Hopeful I had indeed made the right decision to get up at such an ungodly hour, I plodded along the path, each step making a frosty crunching sound. With each hundred metres, things got increasingly more interesting. I enjoyed views across the wetlands with the reeds in silhouette and a glimmer of warm morning light reflecting in the surface of the water. As I continued to walk, I hadn’t initially noticed the increasing chatter of birds in the reeds. Then it became such a volume that I realised that was where the starlings were. I hastened my pace, not wanting to miss their airborne dance and tried to find where might be a suitable location to get the best photos and video. I saw a track leading down into the reeds near where I could hear all the commotion and decided to head for that.
As I turned a slight bend and got a view into a small bird hide, I thought I would be met with other bird watchers/photographers, but as it turned out , there was no one there. This was actually great, as it meant I could set up a tripod and my cameras without bothering anyone. By this time the starlings were already airborne and I was hastily trying to remember how to properly set my camera to the best settings for video (remember, I am a photographer rather than videographer), and then with one camera on a tripod, have hands free to take photos too. As I said, I should have probably arrived a little earlier. This would have given me more time to get the best results, as by this time I had already missed a few minutes and I didn’t know how long the starlings would fly for.
I just about managed to get some photos and video, but I hope to go back again and have another go. Most annoyingly, I had taken the wrong zoom lens with me. I have two that look very alike and I had picked up the one that wasn’t able to get quite as close. No matter, but I won’t be making that mistake again!

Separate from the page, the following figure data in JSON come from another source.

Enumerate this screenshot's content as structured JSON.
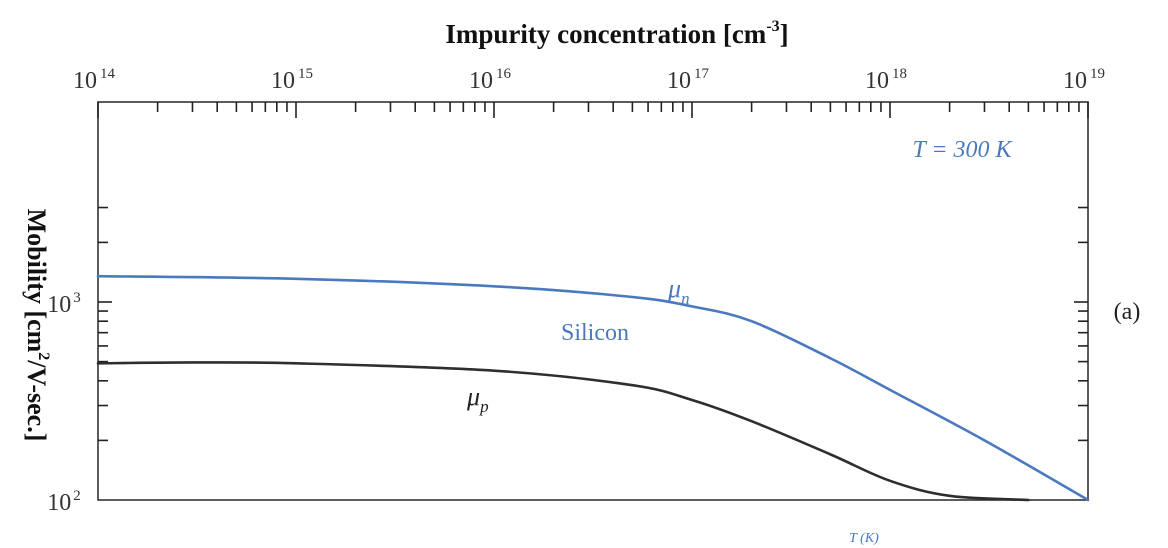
{
  "chart_data": {
    "type": "line",
    "title": "Impurity concentration [cm-3]",
    "xlabel": "Impurity concentration [cm-3]",
    "ylabel": "Mobility [cm2/V-sec.]",
    "x_scale": "log",
    "y_scale": "log",
    "xlim": [
      100000000000000.0,
      1e+19
    ],
    "ylim": [
      100,
      3000
    ],
    "x_tick_labels": [
      {
        "base": "10",
        "exp": "14",
        "value": 100000000000000.0
      },
      {
        "base": "10",
        "exp": "15",
        "value": 1000000000000000.0
      },
      {
        "base": "10",
        "exp": "16",
        "value": 1e+16
      },
      {
        "base": "10",
        "exp": "17",
        "value": 1e+17
      },
      {
        "base": "10",
        "exp": "18",
        "value": 1e+18
      },
      {
        "base": "10",
        "exp": "19",
        "value": 1e+19
      }
    ],
    "y_tick_labels": [
      {
        "base": "10",
        "exp": "2",
        "value": 100
      },
      {
        "base": "10",
        "exp": "3",
        "value": 1000
      }
    ],
    "series": [
      {
        "name": "μn",
        "color": "#4a79bf",
        "x": [
          100000000000000.0,
          1000000000000000.0,
          1e+16,
          5e+16,
          1e+17,
          2e+17,
          5e+17,
          1e+18,
          3e+18,
          1e+19
        ],
        "y": [
          1350,
          1310,
          1200,
          1060,
          950,
          800,
          520,
          360,
          200,
          100
        ]
      },
      {
        "name": "μp",
        "color": "#2e2e2e",
        "x": [
          100000000000000.0,
          300000000000000.0,
          1000000000000000.0,
          1e+16,
          5e+16,
          1e+17,
          2e+17,
          5e+17,
          1e+18,
          2e+18,
          5e+18
        ],
        "y": [
          490,
          495,
          490,
          450,
          380,
          320,
          250,
          170,
          125,
          105,
          100
        ]
      }
    ],
    "annotations": {
      "temperature": "T = 300 K",
      "material": "Silicon",
      "mu_n": {
        "symbol": "μ",
        "sub": "n"
      },
      "mu_p": {
        "symbol": "μ",
        "sub": "p"
      },
      "panel": "(a)",
      "bottom_note": "T (K)"
    },
    "grid": false,
    "legend": "none"
  },
  "text": {
    "xlabel_main": "Impurity concentration [cm",
    "xlabel_sup": "-3",
    "xlabel_end": "]",
    "ylabel_a": "Mobility [cm",
    "ylabel_sup": "2",
    "ylabel_b": "/V-sec.]"
  },
  "colors": {
    "mu_n": "#4a79bf",
    "mu_p": "#2e2e2e",
    "annotation_blue": "#4a79bf",
    "frame": "#333333"
  }
}
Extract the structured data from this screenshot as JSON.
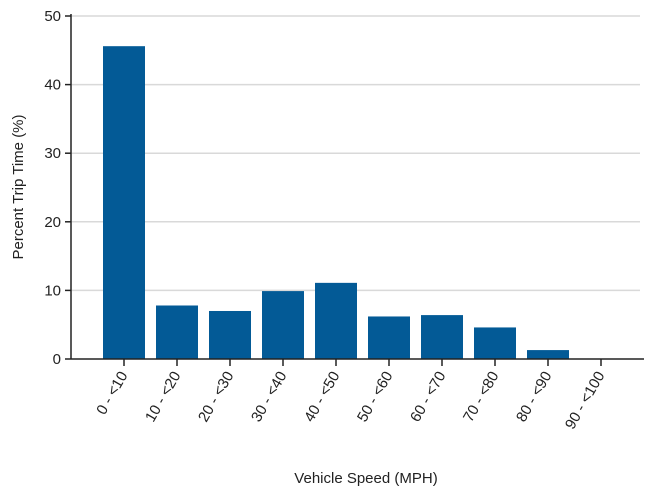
{
  "chart_data": {
    "type": "bar",
    "title": "",
    "xlabel": "Vehicle Speed (MPH)",
    "ylabel": "Percent Trip Time (%)",
    "categories": [
      "0 - <10",
      "10 - <20",
      "20 - <30",
      "30 - <40",
      "40 - <50",
      "50 - <60",
      "60 - <70",
      "70 - <80",
      "80 - <90",
      "90 - <100"
    ],
    "values": [
      45.6,
      7.8,
      7.0,
      9.9,
      11.1,
      6.2,
      6.4,
      4.6,
      1.3,
      0.0
    ],
    "ylim": [
      0,
      50
    ],
    "yticks": [
      0,
      10,
      20,
      30,
      40,
      50
    ],
    "grid": true,
    "legend": "none",
    "bar_color": "#035a96",
    "grid_color": "#d9d9d9",
    "axis_color": "#222222"
  }
}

Probably tens of thousands of Starlings. An almost never ending swarm would fly by for minutes at a time. You could also see layers of starlings, as you could see starlings flying en masse simultaneously in the distance too.
Just as the starlings had left a few mintes before sunrise, a couple of ladies arrived with their binoculars. We exchanged pleasantries and they told me they had also come to see the starlings; only they had come from Manchester! I felt a bit guilty that I live on the doorstep (well, 10 miles away) and didn’t think I had been before! After a few photos of the sun coming up, I made my way back to the car.
The cold morning had made everything look like an artist’s painting. There were pastel colours, and when looking toward the light, the frost wrapped all plantlife in a glowing white halo.
Frost bitten plants stood quiet and still in the crisp winter air.
The reeds looked a lot like they had been dipped in liquid nitrogen as they looked cold and brittle.
Looking over a distance, there were layers of mist and this created a feeling of depth, as each layer of vegetation overlapped the other with the furthermost being a faint silhouette.
This was the stuff of chocolate boxes or postcards. Everywhere you turned there was a picture, whether it be light shining through the trees, ice in the water, or plants shrouded in frost. It was almost too easy to take a pretty photo!